Go international. If you’re feeling more adventurous, use the leave to go on the vacation you’ve been wanting to take. Fly to Europe, spend a few days on the beach, take that hunting trip in Alaska your spouse has been passively mentioning for years.
2) Try Something New
If you can get past feeling displaced when you’re living in hotel after you’ve reached your new duty station, you’ll realize how much freedom you have to do something you’ve never done before.
Go out to eat. The fact that you may not have your stuff, a house, or a kitchen means that you can’t cook, clean, or enforce a normal routine... so don’t try to! Instead, use the time on your hands to explore the local culture through food and try yummy restaurants.
Visit local attractions. Don’t close yourself in the hotel room and let yourself feel depressed by the uncertainty of you current living situation; get out and be a tourist. Do all the cheesy things around town that you know you won’t do after you get settled into your new home.
Volunteer. One of the best ways to get to know your new community is through volunteer work.
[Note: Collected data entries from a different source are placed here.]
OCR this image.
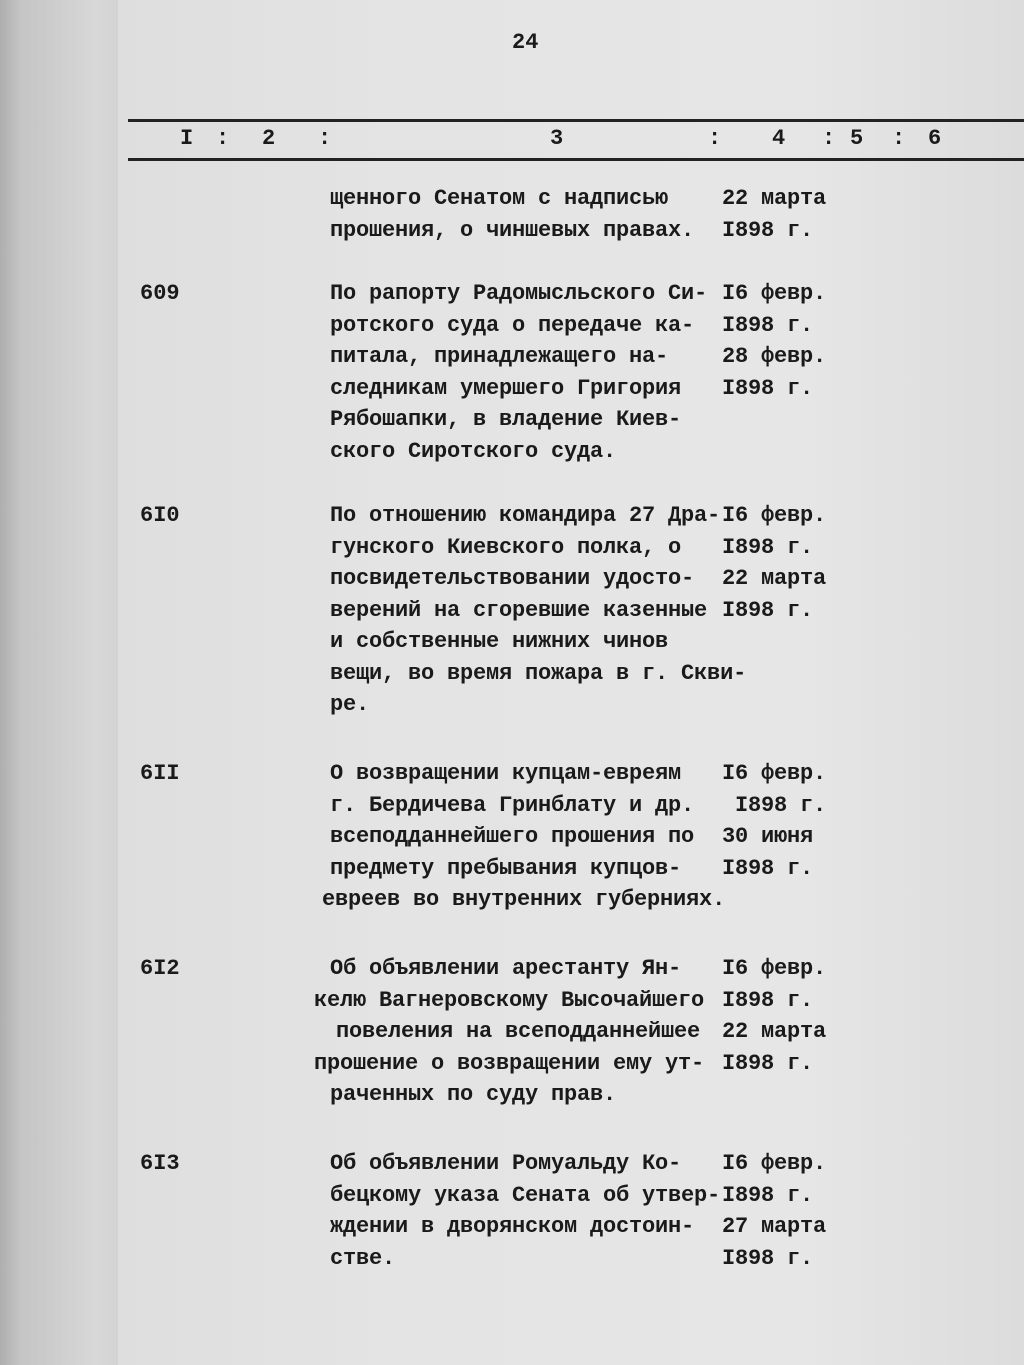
24
I : 2 :	3	: 4 : 5 : 6
щенного Сенатом с надписью 22 марта
прошения, о чиншевых правах. I898 г.
609	По рапорту Радомысльского Си- I6 февр.
ротского суда о передаче ка- I898 г.
питала, принадлежащего на- 28 февр.
следникам умершего Григория I898 г.
Рябошапки, в владение Киев-
ского Сиротского суда.
6I0	По отношению командира 27 Дра- I6 февр.
гунского Киевского полка, о I898 г.
посвидетельствовании удосто- 22 марта
верений на сгоревшие казенные I898 г.
и собственные нижних чинов
вещи, во время пожара в г. Скви-
ре.
6II	О возвращении купцам-евреям I6 февр.
г. Бердичева Гринблату и др. I898 г.
всеподданнейшего прошения по 30 июня
предмету пребывания купцов- I898 г.
евреев во внутренних губерниях.
6I2	Об объявлении арестанту Ян- I6 февр.
келю Вагнеровскому Высочайшего I898 г.
повеления на всеподданнейшее 22 марта
прошение о возвращении ему ут- I898 г.
раченных по суду прав.
6I3	Об объявлении Ромуальду Ко- I6 февр.
бецкому указа Сената об утвер- I898 г.
ждении в дворянском достоин- 27 марта
стве.	I898 г.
You quickly learn the community’s needs and ambitions and ultimately get to know the heart of its people.
Look up volunteer organizations near your new duty station and take the whole family. Not only will you get out of the hotel and interact with locals, but you’ll also be a positive role model for your kids.
3) Accept Hospitality
Instead of declining offers from friends or new acquaintances to have you over for a meal, whether from of fear of putting them out or another reason, accept their hospitality.
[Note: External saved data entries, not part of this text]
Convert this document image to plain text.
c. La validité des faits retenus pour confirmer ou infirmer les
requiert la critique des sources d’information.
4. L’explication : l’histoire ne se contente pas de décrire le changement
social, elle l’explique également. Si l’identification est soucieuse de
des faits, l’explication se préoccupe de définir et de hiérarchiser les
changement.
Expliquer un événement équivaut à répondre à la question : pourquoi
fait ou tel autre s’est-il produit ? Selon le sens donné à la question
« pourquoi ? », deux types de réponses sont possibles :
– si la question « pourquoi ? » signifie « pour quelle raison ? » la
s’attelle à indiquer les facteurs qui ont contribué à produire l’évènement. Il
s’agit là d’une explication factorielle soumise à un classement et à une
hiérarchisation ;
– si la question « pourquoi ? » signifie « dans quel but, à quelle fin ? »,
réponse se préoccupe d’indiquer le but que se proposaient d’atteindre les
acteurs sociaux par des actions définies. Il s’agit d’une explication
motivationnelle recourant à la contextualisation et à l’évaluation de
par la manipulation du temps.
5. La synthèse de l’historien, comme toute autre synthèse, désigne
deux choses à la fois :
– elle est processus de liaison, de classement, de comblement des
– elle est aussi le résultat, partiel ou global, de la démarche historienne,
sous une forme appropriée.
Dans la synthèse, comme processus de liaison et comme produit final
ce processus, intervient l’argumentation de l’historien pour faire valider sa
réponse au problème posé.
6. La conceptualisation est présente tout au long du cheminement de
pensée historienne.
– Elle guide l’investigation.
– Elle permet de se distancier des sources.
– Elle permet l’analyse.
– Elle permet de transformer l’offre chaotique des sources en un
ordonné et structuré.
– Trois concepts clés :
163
It lets them do something nice. If the roles were reversed, would you feel more thankful that your friends felt comfortable accepting your invitation for dinner or would you be grateful that they chose not to inconvenience you? Your answer could be different, but I’m more flattered when they join us for dinner.
It gives an opportunity for quality time. Sometimes the best friendships grow from the strangest circumstances. If you’re invited over for a home cooked dinner, join the family and see where the conversation takes you. You could leave the evening simply knowing there are people out there you can call on for help or you might leave with new friends.
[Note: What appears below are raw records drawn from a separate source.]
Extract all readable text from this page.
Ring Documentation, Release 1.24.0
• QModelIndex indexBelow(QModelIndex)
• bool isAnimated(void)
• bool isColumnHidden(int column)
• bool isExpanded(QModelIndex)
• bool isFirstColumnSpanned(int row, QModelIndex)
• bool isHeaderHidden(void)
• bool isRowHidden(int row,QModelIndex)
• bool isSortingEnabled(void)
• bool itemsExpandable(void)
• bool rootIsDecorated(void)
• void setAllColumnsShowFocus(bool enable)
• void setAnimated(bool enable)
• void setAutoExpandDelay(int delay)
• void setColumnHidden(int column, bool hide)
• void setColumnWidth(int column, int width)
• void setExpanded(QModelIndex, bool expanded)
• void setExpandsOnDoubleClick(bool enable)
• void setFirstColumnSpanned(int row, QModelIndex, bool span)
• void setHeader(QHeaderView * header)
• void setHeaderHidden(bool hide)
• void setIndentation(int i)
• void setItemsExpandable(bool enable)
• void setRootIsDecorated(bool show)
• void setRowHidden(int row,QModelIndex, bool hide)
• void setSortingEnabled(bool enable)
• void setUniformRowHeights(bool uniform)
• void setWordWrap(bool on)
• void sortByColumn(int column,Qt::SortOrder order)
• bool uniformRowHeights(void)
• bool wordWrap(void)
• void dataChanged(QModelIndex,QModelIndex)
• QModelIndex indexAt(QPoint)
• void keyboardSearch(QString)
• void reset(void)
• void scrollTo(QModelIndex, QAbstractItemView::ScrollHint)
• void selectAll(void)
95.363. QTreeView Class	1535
Taking the time to get to know people is difficult when you get settled into a routine. So setting aside time to spend while you’re “homeless,” so to speak, can be a great opportunity to make better friends!
It connects you to other community. Chances are, the friends inviting you to dinner have other friends. After getting to know you better, they may be able to connect you with people you’d get along with. And we know all too well how important a strong community is in this military life.
Let your upcoming PCS be something to look forward to. Get through the list of things you need to do, then use these tips to plan something fun for the whole family!